What Eating Disorders Can do to Your Teeth

Mar 14th, 2010
Easton Dentists Mar 1st, 2017

It’s no secret that disordered eating to avoid weight gain is a bad idea. Americans are well aware of the fact that eating disorders exist in this country and that the rates of these disorders are ever increasing. Studies show that 0.5-2.0% of adolescents and young adult women have some form of anorexia nervosa/bulimia. Eating disorders can wreck havoc on the human body, causing stomach problems, heart problems, malnutriton, plus dental disease.

Rampant decay

Anorexics and bulimics are prone to widespread cavities over a short period of time. Those who binge on high-calorie, high-carb foods, and then purge run the greatest risk of decay. The sugar in the foods set up an acid-attack on the enamel, while the act of purging bathes the teeth in hydrochloric acid from the stomach, contributing to decay, as well as eroding teeth and fillings.
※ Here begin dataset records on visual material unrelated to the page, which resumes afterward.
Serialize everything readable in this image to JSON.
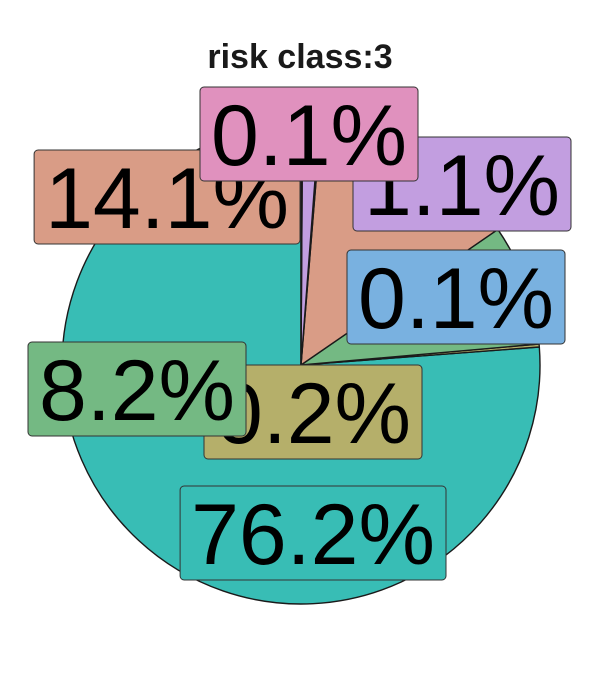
{
  "chart_data": {
    "type": "pie",
    "title": "risk class:3",
    "slices": [
      {
        "label": "76.2%",
        "value": 76.2,
        "color": "#38bdb5"
      },
      {
        "label": "0.2%",
        "value": 0.2,
        "color": "#b5af6a"
      },
      {
        "label": "8.2%",
        "value": 8.2,
        "color": "#74b983"
      },
      {
        "label": "14.1%",
        "value": 14.1,
        "color": "#d99c86"
      },
      {
        "label": "0.1%",
        "value": 0.1,
        "color": "#e091be"
      },
      {
        "label": "1.1%",
        "value": 1.1,
        "color": "#c29ee0"
      },
      {
        "label": "0.1%",
        "value": 0.1,
        "color": "#79b1e0"
      }
    ],
    "legend": "none"
  }
}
A chronic bulimic will need numerous fillings on a regular basis and will have eroded enamel on the tongue-side of the teeth.

Soft tissue damage

Due to repeated vomiting, anorexics and bulimics may have severely swollen tonsils or soft palate. Some people may suffer a swelling and redness of the tongue and the palate may have lacerations from fingernails used to induce vomiting.

Care

First and foremost, if you suffer from an eating disorder, seek professional help immediately. Eating disorders can have fatal consequences. Secondly, let your dental hygienist know about your eating disorder in order to insure proper treatment.

Anorexics and bulimics MUST use scrupulous homecare in order to keep their teeth. Extra brushing, flossing, and possible at-home fluoride treatments may be necessary, plus you may also require additional cleaning visits throughout the year.